You’ve probably heard names like electrostatic sprayer, fogger and automated sprayer floating around quite a bit in conjunction with disinfection. Many people assume these are all names for the same tool, but that’s not quite true. Although foggers and electrostatic sprayers seem similar, the tools were designed for different purposes and provide different outcomes.
One of the major differences between an electrostatic sprayer and a fogger is particle size. According to the EPA, a conventional (or non-electrostatic) sprayer that produces particles between 15 and 60 microns is considered a fogger. In practice, most foggers produce particles in the 10–30-micron range.
By contrast, electrostatic sprayers typically produce particles in the range of 65-85 microns. Sprayers with multiple settings, like Victory Innovations sprayers, may produce particles as small as 40 microns and as large as 160 microns.

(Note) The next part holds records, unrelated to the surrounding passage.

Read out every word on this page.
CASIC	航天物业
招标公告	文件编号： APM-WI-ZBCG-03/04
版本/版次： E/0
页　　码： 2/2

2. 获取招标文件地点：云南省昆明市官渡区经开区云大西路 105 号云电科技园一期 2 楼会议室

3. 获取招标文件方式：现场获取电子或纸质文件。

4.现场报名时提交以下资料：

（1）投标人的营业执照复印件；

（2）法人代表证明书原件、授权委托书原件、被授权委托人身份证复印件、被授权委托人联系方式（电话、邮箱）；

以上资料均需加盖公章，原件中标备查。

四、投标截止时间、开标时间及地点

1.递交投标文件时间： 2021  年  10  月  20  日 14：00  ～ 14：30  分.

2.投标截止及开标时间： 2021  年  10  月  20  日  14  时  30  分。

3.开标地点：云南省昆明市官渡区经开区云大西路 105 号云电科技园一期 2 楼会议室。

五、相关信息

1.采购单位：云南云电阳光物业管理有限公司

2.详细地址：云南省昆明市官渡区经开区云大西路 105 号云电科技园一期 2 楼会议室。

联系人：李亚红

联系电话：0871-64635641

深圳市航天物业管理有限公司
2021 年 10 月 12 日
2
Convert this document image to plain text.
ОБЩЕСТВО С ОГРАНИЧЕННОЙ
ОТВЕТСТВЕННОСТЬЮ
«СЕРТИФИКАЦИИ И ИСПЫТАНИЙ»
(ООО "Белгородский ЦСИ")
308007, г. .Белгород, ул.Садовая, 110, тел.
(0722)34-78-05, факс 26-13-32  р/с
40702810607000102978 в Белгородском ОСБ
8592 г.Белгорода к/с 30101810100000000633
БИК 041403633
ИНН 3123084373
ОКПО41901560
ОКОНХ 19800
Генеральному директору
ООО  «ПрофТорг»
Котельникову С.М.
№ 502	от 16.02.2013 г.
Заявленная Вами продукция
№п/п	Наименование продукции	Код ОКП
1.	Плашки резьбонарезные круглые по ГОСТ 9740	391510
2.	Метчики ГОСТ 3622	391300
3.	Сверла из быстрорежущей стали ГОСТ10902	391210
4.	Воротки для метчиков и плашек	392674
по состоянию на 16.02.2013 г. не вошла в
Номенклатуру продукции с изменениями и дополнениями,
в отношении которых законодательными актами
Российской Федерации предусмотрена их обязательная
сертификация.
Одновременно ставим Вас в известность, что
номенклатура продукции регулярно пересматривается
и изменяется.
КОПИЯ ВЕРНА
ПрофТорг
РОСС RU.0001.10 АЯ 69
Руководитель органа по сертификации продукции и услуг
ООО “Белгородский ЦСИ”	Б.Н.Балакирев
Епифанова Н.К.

The EPA further clarifies that an electrostatic sprayer that produces a droplet size at least 40 microns in diameter is not considered a fogger.
Why are particle sizes important?
For one thing, they affect dwell time. A very small particle will evaporate faster than a larger one. This can pose problems if you’re using a disinfectant that requires a longer dwell time.
Particle size also affects your health. Smaller particles, especially particles smaller than 15 microns, can get into the lungs if inhaled; this creates health risks, especially to those with respiratory issues. That’s why fogging often requires that an area be fully evacuated for anywhere from several hours to multiple days.
When it comes to disinfectants, it’s not just about whether a chemical is compatible with a particular sprayer. You also need to consider whether that chemical is actually approved for the intended purpose.
Because foggers were originally developed for pest control applications, little research has been done on their safety as a disinfection method. The EPA has approved one active chemical to be used with foggers for the purpose of killing the novel coronavirus: hydrogen peroxide.
For electrostatic sprayers, there are currently five EPA-approved active chemicals for the purpose of killing the novel coronavirus: Sodium hypochlorite, Dodecylbenzenesulfonic acid, Quaternary ammonium, Hydrogen peroxide and Hypochlorous acid.
As a pest control method, foggers are a good solution: the fine mist is ideal for penetrating small, hard-to-reach areas throughout an entire building. But when it comes to surface disinfection, those small particles don’t provide a complete or even coverage. They tend to clump or remain suspended in the air, which leaves you vulnerable to live viruses.
When you use an electrostatic sprayer, the positively charged particles are actually attracted to hard, non-porous surfaces and repel each other. This means perfectly even chemical coverage that fully disinfects surfaces and keeps everyone safer.